Posted in Plaisir coupable on mai 2, 2008 by johnnylebrun666

Vous le connaissez. Il incarne le rock canadien. Vous savez par coeur les paroles de Summer of ’69, même si vous préféreriez vous faire raser les jambes avec une râpe à fromage plutôt que de l’avouer. Pour ma part, je les connais et je les chante chaque fois que j’entends ce classique. Parce que c’est un freakin’ classique. Parce que c’est freakin’ Bryan Adams.

Je l’admets, j’ai pas mal décroché de son oeuvre au début des années 90. Mais quand j’écoute Reckless (1984), je me dis: ça, ça c’est un excellent album. Parfait pour les road trips. Summer of ’69. Run To You. One Night Love Affair. Heaven. Somebody. It’s Only Love. Toutes des succès. Six pièces sur dix. Et les quatre autres rockent salement elles aussi : She’s Only Happy When She Dancin’; Kids Wanna Rock; Long Gone; Ain’t Gonna Cry. Il a vraiment mis toute la fougue de sa jeunesse dans ces chansons, ce Bryan.

Encore aujourd’hui, Reckless s’écoute comme un charme, grâce à la très haute qualité des compositions et l’efficacité des mélodies. Adams connaît ses clichés rock et il sait comment s’en servir. Du rock incendiaire (Kids Wanna Rock) à la ballade poignante (Heaven) en passant par la pièce ultracatchy parfaite pour danser (It’s Only Love), il couvre tout le spectre rock et en extrait ainsi un disque triomphal.

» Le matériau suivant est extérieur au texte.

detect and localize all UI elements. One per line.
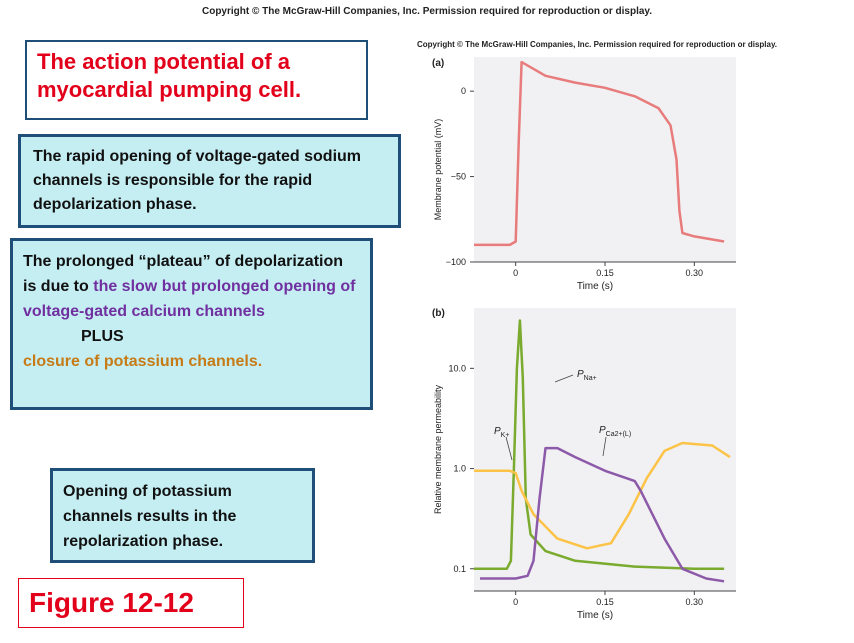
panel-a-x-tick-label: 0 xyxy=(513,268,518,278)
panel-b-x-tick-label: 0 xyxy=(513,597,518,607)
sodium-channel-note: The rapid opening of voltage-gated sodiu… xyxy=(18,134,401,228)
plateau-note-plus: PLUS xyxy=(81,328,124,345)
panel-a-y-tick-label: −100 xyxy=(446,257,466,267)
plateau-note-intro: The prolonged “plateau” of depolarizatio… xyxy=(23,253,344,295)
copyright-notice-top: Copyright © The McGraw-Hill Companies, I… xyxy=(201,6,653,17)
panel-b-x-tick-label: 0.30 xyxy=(686,597,704,607)
figure-label: Figure 12-12 xyxy=(18,578,244,628)
panel-b-y-tick-label: 1.0 xyxy=(453,464,466,474)
panel-a-y-tick-label: −50 xyxy=(451,172,466,182)
repolarization-note: Opening of potassium channels results in… xyxy=(50,468,315,563)
panel-b-y-tick-label: 0.1 xyxy=(453,564,466,574)
p-na-curve xyxy=(474,319,725,571)
plateau-note-calcium: the slow but prolonged opening of voltag… xyxy=(23,278,356,320)
panel-a-y-tick-label: 0 xyxy=(461,86,466,96)
panel-b: (b) 10.0 1.0 0.1 0 0.15 0.30 Time (s) Relative m… xyxy=(432,308,736,621)
p-k-label-leader xyxy=(505,436,513,461)
panel-a: (a) 0 −50 −100 0 0.15 0.30 Time (s) Membrane pot… xyxy=(432,57,736,292)
panel-a-label: (a) xyxy=(432,58,444,69)
panel-b-label: (b) xyxy=(432,308,445,319)
panel-b-x-axis-label: Time (s) xyxy=(577,610,613,621)
panel-a-x-axis-label: Time (s) xyxy=(577,281,613,292)
panel-a-x-tick-label: 0.15 xyxy=(596,268,614,278)
p-ca-curve xyxy=(480,446,725,583)
copyright-notice-figure: Copyright © The McGraw-Hill Companies, I… xyxy=(417,40,778,49)
panel-a-y-axis-label: Membrane potential (mV) xyxy=(433,119,443,221)
p-k-label: PK+ xyxy=(494,426,509,439)
panel-b-x-tick-label: 0.15 xyxy=(596,597,614,607)
plateau-note: The prolonged “plateau” of depolarizatio… xyxy=(10,238,373,410)
panel-a-x-tick-label: 0.30 xyxy=(686,268,704,278)
panel-b-y-axis-label: Relative membrane permeability xyxy=(433,384,443,514)
p-na-label: PNa+ xyxy=(577,369,597,382)
membrane-potential-curve xyxy=(474,60,725,247)
p-ca-label-leader xyxy=(602,436,607,457)
p-k-curve xyxy=(474,441,731,550)
p-na-label-leader xyxy=(554,374,574,383)
p-ca-label: PCa2+(L) xyxy=(599,425,631,438)
plateau-note-potassium: closure of potassium channels. xyxy=(23,353,263,370)
panel-b-y-tick-label: 10.0 xyxy=(448,363,466,373)
slide-title: The action potential of a myocardial pum… xyxy=(25,40,368,120)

Reckless. Indeed.

Plaisir coupable – Phil freakin’ Collins

Posted in Plaisir coupable on mars 26, 2008 by johnnylebrun666
La chronique « Plaisir coupable » présentera des artistes qui, pour une raison ou une autre, sont ridiculisés par une certaine frange du monde métal (et parfois même du monde musical at large), mais qui me plaisent malgré tout. Allez, avouez-le, vous aussi aimez des trucs uncool. Vous ne le dites à personne, bien sûr; s’il fallait que ça se sache, votre réputation de tough guy en prendrait plein la gueule. Mais ‘stie que vous aimez ça quand même.
Mon premier plaisir coupable est nul autre que Phil Collins. Vous le détestez sans doute, depuis qu’il a « saboté » l’oeuvre de Genesis, depuis qu’il a lancé sa carrière solo. Mais, avouez que des pièces comme Something Happened on the Way to Heaven, You Can’t Hurry Love, Two Hearts et Easy Lover bottent des tonnes de cul. Bordel, même Sussudio, avec son synthétiseur au son ultra-1985, donne envie de headbanger dans son char.
Et que dire de ses ballades… oh là, je délire, direz-vous. Come on!! Il n’y a pas que Love Bites dans la vie! Against all Odds, Separate Lives, One more Night… À l’instar de Mario Dumont, Phil sait parler des vraies affaires, avec des mots que tout le monde comprend. Quelle bonne musique pour émoustiller votre lady avant une nuit d’amour torride. Grrr.
Je donnerais cher pour voir Phil Collins en spectacle. Sa voix nasillarde, ses chansons rythmées, ses paroles pleines de sagesse (My mama said/You cant hurry love/No, you’ll just have to wait/She said love dont come easy/But its a game of give and take/You cant hurry love/No, you’ll just have to wait/Just trust in a good time/No matter how long it takes – c’est foutrement vrai!)… whoa, ce doit être toute une expérience! Surtout Something Happened on the Way to Heaven : avec son refrain explosif, cette pièce est conçue pour la scène.
En outre, comment ne pas aimer sa gueule bien sympathique de bubble head? I rest my case.